Gepty also said the protocol is in line with the country’s policy to pursue an advanced, purposive and forward-looking agreement.
“The ACIA also sends a strong signal to the investment community of the country’s readiness to serve as an investment hub in the region especially for smart and sustainable manufacturing,” said.
According to the ASEAN Investment Report 2024, foreign direct investments (FDI) in the Philippines declined by seven percent to $8.9 billion last year from $9.5 billion in 2022.
“Investment fell in most industries, with the exceptions of manufacturing and renewable energy,” the ASEAN said.
It said that European companies’ large wind power projects sustained investments in renewable energy in the country.
In terms of FDI source, it said companies based in Singapore invested significantly less in the Philippines, posting a drop to $183 million last year from $539 million in 2022.
On the other hand, FDI from Japanese firms rose by eight percent to $849 million.
“Divestment or scaling down of operations by some MNEs (multinational enterprises) in the face of challenges related to a value added tax rebate also contributed to the declining situation,” the ASEAN said.

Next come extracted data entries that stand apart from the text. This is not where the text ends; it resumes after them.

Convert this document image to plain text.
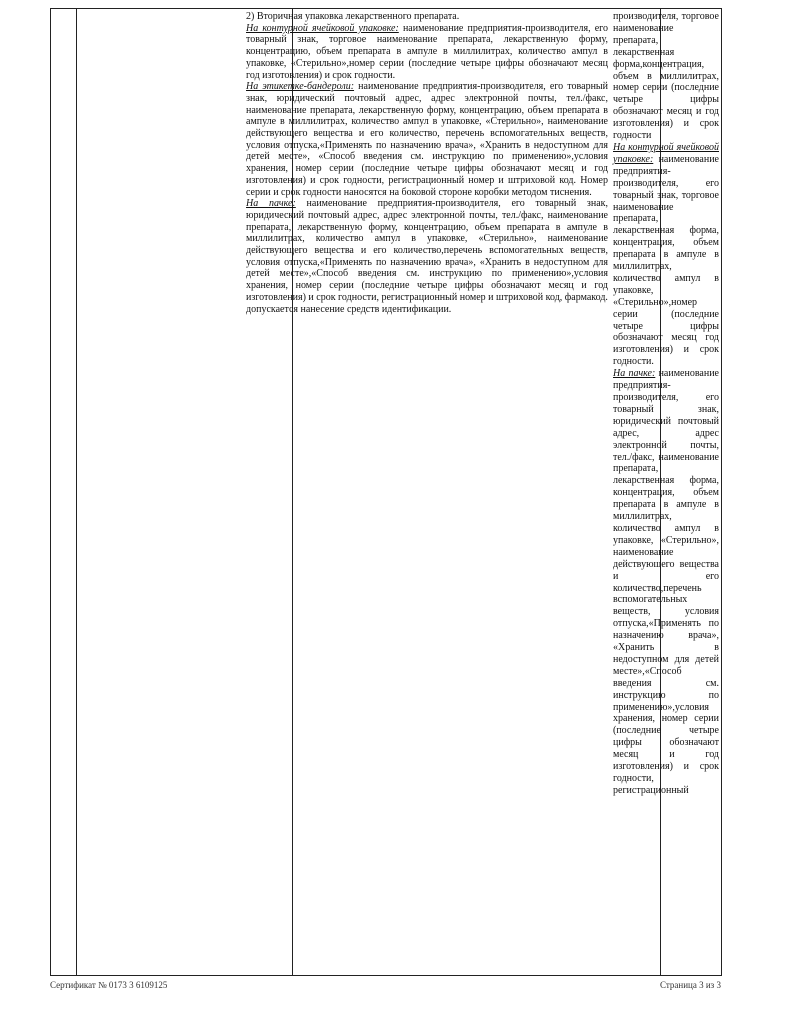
2) Вторичная упаковка лекарственного препарата.

На контурной ячейковой упаковке: наименование предприятия-производителя, его товарный знак, торговое наименование препарата, лекарственную форму, концентрацию, объем препарата в ампуле в миллилитрах, количество ампул в упаковке, «Стерильно»,номер серии (последние четыре цифры обозначают месяц год изготовления) и срок годности.

На этикетке-бандероли: наименование предприятия-производителя, его товарный знак, юридический почтовый адрес, адрес электронной почты, тел./факс, наименование препарата, лекарственную форму, концентрацию, объем препарата в ампуле в миллилитрах, количество ампул в упаковке, «Стерильно», наименование действующего вещества и его количество, перечень вспомогательных веществ, условия отпуска,«Применять по назначению врача», «Хранить в недоступном для детей месте», «Способ введения см. инструкцию по применению»,условия хранения, номер серии (последние четыре цифры обозначают месяц и год изготовления) и срок годности, регистрационный номер и штриховой код. Номер серии и срок годности наносятся на боковой стороне коробки методом тиснения.

На пачке: наименование предприятия-производителя, его товарный знак, юридический почтовый адрес, адрес электронной почты, тел./факс, наименование препарата, лекарственную форму, концентрацию, объем препарата в ампуле в миллилитрах, количество ампул в упаковке, «Стерильно», наименование действующего вещества и его количество,перечень вспомогательных веществ, условия отпуска,«Применять по назначению врача», «Хранить в недоступном для детей месте»,«Способ введения см. инструкцию по применению»,условия хранения, номер серии (последние четыре цифры обозначают месяц и год изготовления) и срок годности, регистрационный номер и штриховой код, фармакод.

допускается нанесение средств идентификации.

производителя, торговое наименование препарата, лекарственная форма,концентрация, объем в миллилитрах, номер серии (последние четыре цифры обозначают месяц и год изготовления) и срок годности

На контурной ячейковой упаковке: наименование предприятия-производителя, его товарный знак, торговое наименование препарата, лекарственная форма, концентрация, объем препарата в ампуле в миллилитрах, количество ампул в упаковке, «Стерильно»,номер серии (последние четыре цифры обозначают месяц год изготовления) и срок годности.

На пачке: наименование предприятия-производителя, его товарный знак, юридический почтовый адрес, адрес электронной почты, тел./факс, наименование препарата, лекарственная форма, концентрация, объем препарата в ампуле в миллилитрах, количество ампул в упаковке, «Стерильно», наименование действующего вещества и его количество,перечень вспомогательных веществ, условия отпуска,«Применять по назначению врача», «Хранить в недоступном для детей месте»,«Способ введения см. инструкцию по применению»,условия хранения, номер серии (последние четыре цифры обозначают месяц и год изготовления) и срок годности, регистрационный

Сертификат № 0173 3 6109125	Страница 3 из 3
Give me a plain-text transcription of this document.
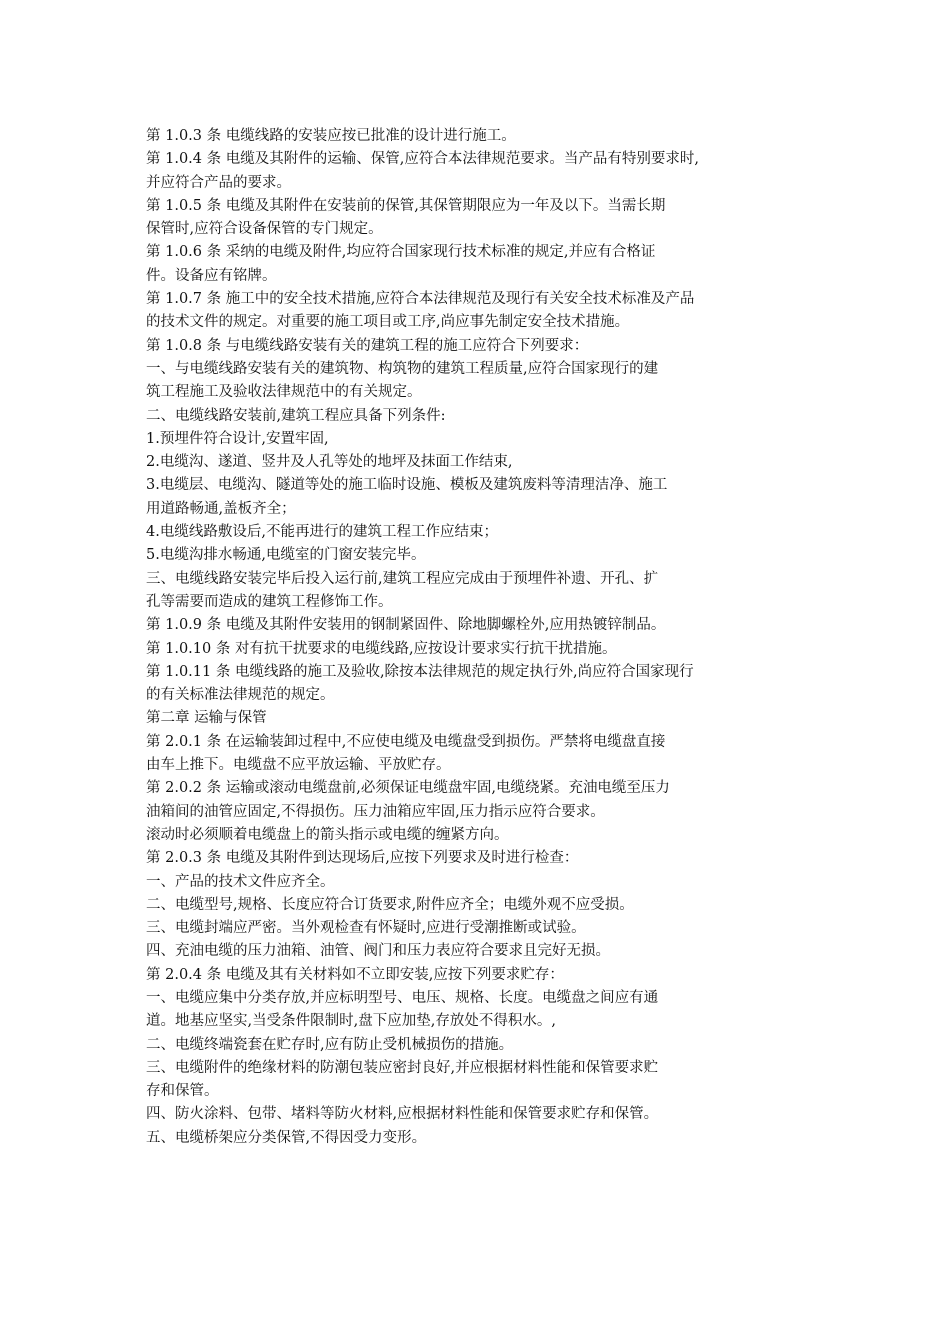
第 1.0.3 条 电缆线路的安装应按已批准的设计进行施工。
第 1.0.4 条 电缆及其附件的运输、保管,应符合本法律规范要求。当产品有特别要求时,
并应符合产品的要求。
第 1.0.5 条 电缆及其附件在安装前的保管,其保管期限应为一年及以下。当需长期
保管时,应符合设备保管的专门规定。
第 1.0.6 条 采纳的电缆及附件,均应符合国家现行技术标准的规定,并应有合格证
件。设备应有铭牌。
第 1.0.7 条 施工中的安全技术措施,应符合本法律规范及现行有关安全技术标准及产品
的技术文件的规定。对重要的施工项目或工序,尚应事先制定安全技术措施。
第 1.0.8 条 与电缆线路安装有关的建筑工程的施工应符合下列要求：
一、与电缆线路安装有关的建筑物、构筑物的建筑工程质量,应符合国家现行的建
筑工程施工及验收法律规范中的有关规定。
二、电缆线路安装前,建筑工程应具备下列条件:
1.预埋件符合设计,安置牢固,
2.电缆沟、遂道、竖井及人孔等处的地坪及抹面工作结束,
3.电缆层、电缆沟、隧道等处的施工临时设施、模板及建筑废料等清理洁净、施工
用道路畅通,盖板齐全；
4.电缆线路敷设后,不能再进行的建筑工程工作应结束；
5.电缆沟排水畅通,电缆室的门窗安装完毕。
三、电缆线路安装完毕后投入运行前,建筑工程应完成由于预埋件补遗、开孔、扩
孔等需要而造成的建筑工程修饰工作。
第 1.0.9 条 电缆及其附件安装用的钢制紧固件、除地脚螺栓外,应用热镀锌制品。
第 1.0.10 条 对有抗干扰要求的电缆线路,应按设计要求实行抗干扰措施。
第 1.0.11 条 电缆线路的施工及验收,除按本法律规范的规定执行外,尚应符合国家现行
的有关标准法律规范的规定。
第二章 运输与保管
第 2.0.1 条 在运输装卸过程中,不应使电缆及电缆盘受到损伤。严禁将电缆盘直接
由车上推下。电缆盘不应平放运输、平放贮存。
第 2.0.2 条 运输或滚动电缆盘前,必须保证电缆盘牢固,电缆绕紧。充油电缆至压力
油箱间的油管应固定,不得损伤。压力油箱应牢固,压力指示应符合要求。
滚动时必须顺着电缆盘上的箭头指示或电缆的缠紧方向。
第 2.0.3 条 电缆及其附件到达现场后,应按下列要求及时进行检查：
一、产品的技术文件应齐全。
二、电缆型号,规格、长度应符合订货要求,附件应齐全；电缆外观不应受损。
三、电缆封端应严密。当外观检查有怀疑时,应进行受潮推断或试验。
四、充油电缆的压力油箱、油管、阀门和压力表应符合要求且完好无损。
第 2.0.4 条 电缆及其有关材料如不立即安装,应按下列要求贮存：
一、电缆应集中分类存放,并应标明型号、电压、规格、长度。电缆盘之间应有通
道。地基应坚实,当受条件限制时,盘下应加垫,存放处不得积水。,
二、电缆终端瓷套在贮存时,应有防止受机械损伤的措施。
三、电缆附件的绝缘材料的防潮包装应密封良好,并应根据材料性能和保管要求贮
存和保管。
四、防火涂料、包带、堵料等防火材料,应根据材料性能和保管要求贮存和保管。
五、电缆桥架应分类保管,不得因受力变形。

As for ASEAN, FDI rose by less than one percent to $230 billion last year, against the backdrop of the global FDI slowdown.
“The region remained the largest recipient of FDI among developing-economy regions, underlining its resilience and rising investment attractiveness,” the ASEAN said.
To maintain the region’s FDI performance and to effectively navigate the post-2025 road ahead, the report emphasized the need for ASEAN to continue removing barriers to investment, as well as strengthening intra-regional investment.
It also highlighted the importance of enhancing regional production networks or supply chain development by promoting closer cooperation between special economic zones and supporting the expansion of micro, small and medium enterprises across the region.